[6日 ロイター] – ウクライナ軍参謀本部は6日、ロシア石油大手ガスプロムネフチ(SIBN.MM), opens new tab傘下で西シベリアのオムスク州にある同国最大のオムスク製油所をドローン(無人機)で攻撃したと明らかにした。ウクライナ支配地域から約2700キロの距離に及び、ウクライナによる攻撃としては最長の一つとみられる。ロシアの地元当局も攻撃を確認した。
参謀本部は、攻撃によりオムスク製油所で火災が発生したと述べた。同製油所はロシアとカザフスタンの国境近くに位置する。
オムスク州知事はウクライナが製油所を攻撃したとし、ロシアの防空システムがドローンの大半を破壊したと述べた。死傷者はおらず、緊急部隊が現場で対応しているという。製油所がどの程度の被害を受けたかは現時点で不明。
ウクライナのゼレンスキー大統領は夜のビデオ演説で、今回の攻撃について「ウクライナ軍にとって重要な成果だ。シベリアも今やウクライナの精密攻撃の射程内にある」と評価した。

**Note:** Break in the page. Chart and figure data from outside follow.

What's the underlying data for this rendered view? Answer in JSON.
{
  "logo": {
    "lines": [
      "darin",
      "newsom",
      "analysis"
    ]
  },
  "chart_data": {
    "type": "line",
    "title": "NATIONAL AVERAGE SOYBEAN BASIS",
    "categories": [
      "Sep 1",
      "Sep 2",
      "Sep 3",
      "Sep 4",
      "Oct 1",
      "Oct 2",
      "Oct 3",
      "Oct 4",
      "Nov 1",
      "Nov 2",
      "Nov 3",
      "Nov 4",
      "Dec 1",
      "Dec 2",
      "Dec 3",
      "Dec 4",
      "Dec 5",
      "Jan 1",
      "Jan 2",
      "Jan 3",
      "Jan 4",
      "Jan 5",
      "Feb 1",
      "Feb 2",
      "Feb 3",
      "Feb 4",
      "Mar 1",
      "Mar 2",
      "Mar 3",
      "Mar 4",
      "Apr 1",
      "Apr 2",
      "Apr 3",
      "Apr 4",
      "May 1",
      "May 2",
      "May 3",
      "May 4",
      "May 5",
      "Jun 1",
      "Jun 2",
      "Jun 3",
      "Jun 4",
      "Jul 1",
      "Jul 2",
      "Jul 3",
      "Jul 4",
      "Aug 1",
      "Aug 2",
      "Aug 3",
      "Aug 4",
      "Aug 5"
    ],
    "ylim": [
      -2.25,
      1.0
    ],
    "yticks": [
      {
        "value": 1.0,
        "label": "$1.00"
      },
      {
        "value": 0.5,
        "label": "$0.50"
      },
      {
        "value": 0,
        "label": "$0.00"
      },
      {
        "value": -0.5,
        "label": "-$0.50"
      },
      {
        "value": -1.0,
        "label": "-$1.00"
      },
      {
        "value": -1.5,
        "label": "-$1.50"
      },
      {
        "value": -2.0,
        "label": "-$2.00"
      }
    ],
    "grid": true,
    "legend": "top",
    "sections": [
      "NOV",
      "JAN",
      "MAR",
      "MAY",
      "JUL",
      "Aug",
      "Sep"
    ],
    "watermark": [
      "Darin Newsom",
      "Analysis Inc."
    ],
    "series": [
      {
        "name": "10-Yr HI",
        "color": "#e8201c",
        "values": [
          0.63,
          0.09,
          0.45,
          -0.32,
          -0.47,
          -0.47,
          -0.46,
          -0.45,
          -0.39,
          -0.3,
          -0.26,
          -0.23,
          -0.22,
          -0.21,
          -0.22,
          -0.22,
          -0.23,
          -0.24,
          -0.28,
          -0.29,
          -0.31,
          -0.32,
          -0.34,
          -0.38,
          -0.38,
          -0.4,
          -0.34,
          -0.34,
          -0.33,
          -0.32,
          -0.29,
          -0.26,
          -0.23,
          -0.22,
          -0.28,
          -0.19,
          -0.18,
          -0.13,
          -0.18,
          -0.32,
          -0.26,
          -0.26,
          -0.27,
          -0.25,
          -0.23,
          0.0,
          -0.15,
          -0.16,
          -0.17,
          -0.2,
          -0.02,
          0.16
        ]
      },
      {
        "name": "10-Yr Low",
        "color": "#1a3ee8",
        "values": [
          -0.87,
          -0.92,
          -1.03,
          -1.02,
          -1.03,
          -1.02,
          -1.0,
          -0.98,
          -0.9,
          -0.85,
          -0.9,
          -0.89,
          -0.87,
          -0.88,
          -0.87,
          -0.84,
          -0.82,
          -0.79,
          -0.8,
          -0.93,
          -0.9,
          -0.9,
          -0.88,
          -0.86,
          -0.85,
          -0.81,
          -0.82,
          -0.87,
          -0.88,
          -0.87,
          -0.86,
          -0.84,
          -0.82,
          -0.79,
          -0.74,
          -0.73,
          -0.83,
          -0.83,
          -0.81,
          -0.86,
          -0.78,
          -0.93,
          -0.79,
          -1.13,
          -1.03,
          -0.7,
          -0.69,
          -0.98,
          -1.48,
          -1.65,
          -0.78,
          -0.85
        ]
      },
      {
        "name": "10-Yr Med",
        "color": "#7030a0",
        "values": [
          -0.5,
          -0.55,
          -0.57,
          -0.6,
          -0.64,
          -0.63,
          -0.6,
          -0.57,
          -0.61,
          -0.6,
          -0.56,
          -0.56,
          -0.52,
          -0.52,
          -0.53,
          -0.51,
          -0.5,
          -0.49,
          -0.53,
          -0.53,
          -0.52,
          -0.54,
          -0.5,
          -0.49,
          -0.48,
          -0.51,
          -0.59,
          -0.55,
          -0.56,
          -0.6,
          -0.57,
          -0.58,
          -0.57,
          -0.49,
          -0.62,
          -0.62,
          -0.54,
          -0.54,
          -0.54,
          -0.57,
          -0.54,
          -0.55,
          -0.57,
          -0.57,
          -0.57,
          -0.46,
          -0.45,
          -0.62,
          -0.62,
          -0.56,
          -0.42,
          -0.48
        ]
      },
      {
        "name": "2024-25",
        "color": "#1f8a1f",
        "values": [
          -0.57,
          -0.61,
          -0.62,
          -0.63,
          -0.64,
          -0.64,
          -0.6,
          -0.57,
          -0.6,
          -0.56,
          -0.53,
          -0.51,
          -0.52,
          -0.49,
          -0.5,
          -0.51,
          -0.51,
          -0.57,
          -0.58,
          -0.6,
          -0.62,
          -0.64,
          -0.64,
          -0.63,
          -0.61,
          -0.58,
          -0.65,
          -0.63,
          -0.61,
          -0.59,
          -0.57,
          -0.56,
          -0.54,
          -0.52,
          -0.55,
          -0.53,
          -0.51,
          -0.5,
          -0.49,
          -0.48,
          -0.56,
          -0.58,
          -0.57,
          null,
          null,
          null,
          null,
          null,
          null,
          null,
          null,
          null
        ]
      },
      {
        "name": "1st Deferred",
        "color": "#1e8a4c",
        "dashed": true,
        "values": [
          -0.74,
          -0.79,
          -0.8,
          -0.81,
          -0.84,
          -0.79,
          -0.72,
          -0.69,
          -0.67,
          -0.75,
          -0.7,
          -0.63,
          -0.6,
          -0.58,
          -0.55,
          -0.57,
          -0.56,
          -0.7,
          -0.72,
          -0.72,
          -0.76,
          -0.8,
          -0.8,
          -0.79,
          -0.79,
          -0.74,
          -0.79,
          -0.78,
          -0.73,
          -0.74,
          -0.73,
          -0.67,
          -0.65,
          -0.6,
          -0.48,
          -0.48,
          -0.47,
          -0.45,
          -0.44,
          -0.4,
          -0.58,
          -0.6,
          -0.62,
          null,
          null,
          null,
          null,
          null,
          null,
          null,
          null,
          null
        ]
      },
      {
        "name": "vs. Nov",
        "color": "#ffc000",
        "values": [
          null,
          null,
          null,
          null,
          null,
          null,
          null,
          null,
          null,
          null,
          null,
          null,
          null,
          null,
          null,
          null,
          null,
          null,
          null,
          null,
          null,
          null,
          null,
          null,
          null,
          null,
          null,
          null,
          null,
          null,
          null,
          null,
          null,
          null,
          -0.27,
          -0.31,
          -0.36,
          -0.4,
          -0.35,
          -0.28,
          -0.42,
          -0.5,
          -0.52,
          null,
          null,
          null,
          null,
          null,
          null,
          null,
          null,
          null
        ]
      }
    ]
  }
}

ウクライナの防衛技術企業ファイア・ポイントは、改良型ドローン「FP1」で攻撃を実施したとし、攻撃ドローンとして「ウクライナのみならず世界」でも記録的だと述べた。「これまでオムスク製油所はウクライナのドローンの射程外にとどまっていた」と説明した。
同社のイリーナ・テレフ最高経営責任者(CEO)は「オムスク製油所は、ロシアの上位10位の製油所の中でウクライナのドローンに一度も攻撃されていなかった2カ所のうちの一つだった」と指摘。「もう一つはイルクーツク州のアンガルスク石油化学だ。両施設ともウラル山脈の向こう側にある。ウクライナ国防軍による作戦の成功後、燃料危機を和らげる役割を担うと期待されていた」と述べた。
ウクライナはロシアの製油所に対する攻撃を強化しており、ロシア全域で燃料不足に陥っている。関係者によると、オムスク製油所は昨年、日量約46万バレルの石油を精製していた。
ウクライナ軍は夜間に、バルト海沿岸の石油輸出拠点ウスチルガ港とビソツク港にも攻撃を加えた。地元知事らによると、カルーガ州とヤロスラブリ州にも攻撃があった。
ロシアが2014年に一方的に併合したクリミアでは、ケルチ港への攻撃で女性1人が死亡したと、ロシアが任命した当局者が明らかにした。当局者によると、クリミア半島最大の都市セバストポリでは停電が発生した。